I think a lot of teenagers need to see their doctors themselves, at least for part of their appointment. I get a lot of worried looks when I say that to mothers of diabetes and I get it, I do. Teenagers are very private people and I lied my way through clinics for years until my mother agreed to let me go in alone because no one wants to answer questions about sex or sexual organs or their functions in front of their mother. I would bet, especially boys. I mean seriously, they get asked about erectile function. Who isn’t going to answer the way the doc wants to hear in as quick a time as possible? I think it is horrible for parents/carers to hear but by the time is a diabetic is a teenager their constant presence may be more of a hindrance than a help. Maybe if I had been in there with my doc alone sooner, I’d have one, taken more responsibility because the doctor would be forced to have conversations with ME the diabetic and not my mother, and two I might have had my endometriosis diagnosed sooner.  There is also the fact that soon they will need to take the full responsibility for their disease and that includes when they get things right, wrong, or have to start enquiring about change for themselves. Isn’t it better they learn while their parents are still around as a safety net then being thrown into it themselves when they leave home? Parents can say they will be there all they like but can you 100% guarantee that your child will let you call them to work out their insulin for their dinner when they are having their boy/girlfriend around for the first time or cooking up a meal for their pals?  There is nothing stopping the first half of a doctor’s visit being between diabetic and doctor and then once they have talked over what to do next, parent returning to the room to get clued up on things and hearing all the rest results.


I think you have to let teen diabetics try and possibly fail miserably. Chances are they get seen every few months simply because they are teenagers and the doctor will catch any chance in control with a parent taking a step back. An adult is more likely to just stop going all together and then the damage is done before anyone notices.


Don’t push treatments on unwilling patients. Another golden rule. The doctor thinks an extra injection is a great idea so mum talks over daughter and suddenly she’s taking another one. But daughter doesn’t want to and that is a huge problem. It can fester resentment, could cause child to stop paying attention to information because they feel they don’t get to make decisions anyway, and in the worst case might just cause the child to not take said injection despite being told to, messing things up and or leaving puzzled doctors wondering why things are not working.  This is not me being dramatic. This is the reality for clinics all across the country and the world. Rebelling teenagers that feel trapped between their ‘team’ or health professionals and family, their diabetes, and the life they would rather be living that didn’t involve diabetes. Make decisions together.

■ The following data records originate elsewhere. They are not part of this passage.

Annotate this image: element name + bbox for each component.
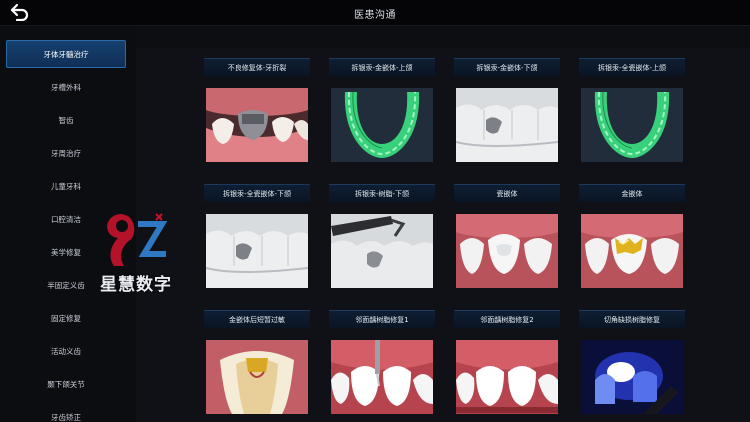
- sidebar-item-label: 固定修复: [51, 313, 81, 323]
- sidebar-item[interactable]: 儿童牙科: [6, 172, 126, 200]
- sidebar-item-label: 牙体牙髓治疗: [43, 49, 89, 59]
- case-card-title: 拆银汞-全瓷嵌体-下颌: [204, 184, 310, 202]
- sidebar-item-label: 半固定义齿: [47, 280, 85, 290]
- case-card-title: 拆银汞-全瓷嵌体-上颌: [579, 58, 685, 76]
- case-thumbnail: [456, 214, 558, 288]
- sidebar-item[interactable]: 颞下颌关节: [6, 370, 126, 398]
- case-thumbnail: [581, 340, 683, 414]
- sidebar-item-label: 牙槽外科: [51, 82, 81, 92]
- page-title: 医患沟通: [354, 10, 396, 21]
- case-card[interactable]: 金嵌体: [573, 178, 691, 290]
- case-card-title: 金嵌体后短暂过敏: [204, 310, 310, 328]
- case-thumbnail: [331, 340, 433, 414]
- sidebar-item[interactable]: 智齿: [6, 106, 126, 134]
- case-card-title: 金嵌体: [579, 184, 685, 202]
- sidebar-item-label: 儿童牙科: [51, 181, 81, 191]
- sidebar-item[interactable]: 牙周治疗: [6, 139, 126, 167]
- sidebar-item[interactable]: 美学修复: [6, 238, 126, 266]
- sidebar-item[interactable]: 牙体牙髓治疗: [6, 40, 126, 68]
- case-thumbnail: [581, 88, 683, 162]
- case-card-title: 邻面龋树脂修复2: [454, 310, 560, 328]
- case-card[interactable]: 拆银汞-全瓷嵌体-上颌: [573, 52, 691, 164]
- case-thumbnail: [206, 214, 308, 288]
- case-thumbnail: [206, 88, 308, 162]
- sidebar-item-label: 活动义齿: [51, 346, 81, 356]
- case-card-title: 拆银汞-金嵌体-下颌: [454, 58, 560, 76]
- case-thumbnail: [331, 88, 433, 162]
- content-header-strip: [136, 26, 750, 48]
- case-card-title: 邻面龋树脂修复1: [329, 310, 435, 328]
- case-thumbnail: [206, 340, 308, 414]
- sidebar-item-label: 颞下颌关节: [47, 379, 85, 389]
- case-thumbnail: [581, 214, 683, 288]
- case-thumbnail: [456, 88, 558, 162]
- sidebar-item[interactable]: 固定修复: [6, 304, 126, 332]
- case-card[interactable]: 切角缺损树脂修复: [573, 304, 691, 416]
- case-card-title: 拆银汞-树脂-下颌: [329, 184, 435, 202]
- case-card-title: 不良修复体-牙折裂: [204, 58, 310, 76]
- sidebar-item[interactable]: 半固定义齿: [6, 271, 126, 299]
- case-card[interactable]: 金嵌体后短暂过敏: [198, 304, 316, 416]
- sidebar: 牙体牙髓治疗 牙槽外科智齿牙周治疗儿童牙科口腔清洁美学修复半固定义齿固定修复活动义…: [0, 26, 136, 422]
- case-thumbnail: [456, 340, 558, 414]
- sidebar-item[interactable]: 活动义齿: [6, 337, 126, 365]
- case-card-title: 切角缺损树脂修复: [579, 310, 685, 328]
- case-card[interactable]: 拆银汞-金嵌体-下颌: [448, 52, 566, 164]
- sidebar-item-label: 牙周治疗: [51, 148, 81, 158]
- case-thumbnail: [331, 214, 433, 288]
- sidebar-item[interactable]: 牙槽外科: [6, 73, 126, 101]
- sidebar-item-label: 智齿: [58, 115, 74, 125]
- sidebar-item-label: 口腔清洁: [51, 214, 81, 224]
- case-card[interactable]: 邻面龋树脂修复1: [323, 304, 441, 416]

When it comes to adults. Unless someone is for other medical reasons physically or mentally not capable of taking care of their diabetes, they probably don’t need a care giver and someone who thinks they are probably needs to stop back. Just because someone’s results are not perfect does not mean they don’t know what they are doing. There are rules for diabetes but the diabetes disease itself isn’t always fond of following them.


Diabetes is scary but the more afraid of it you are the bigger a monster it is.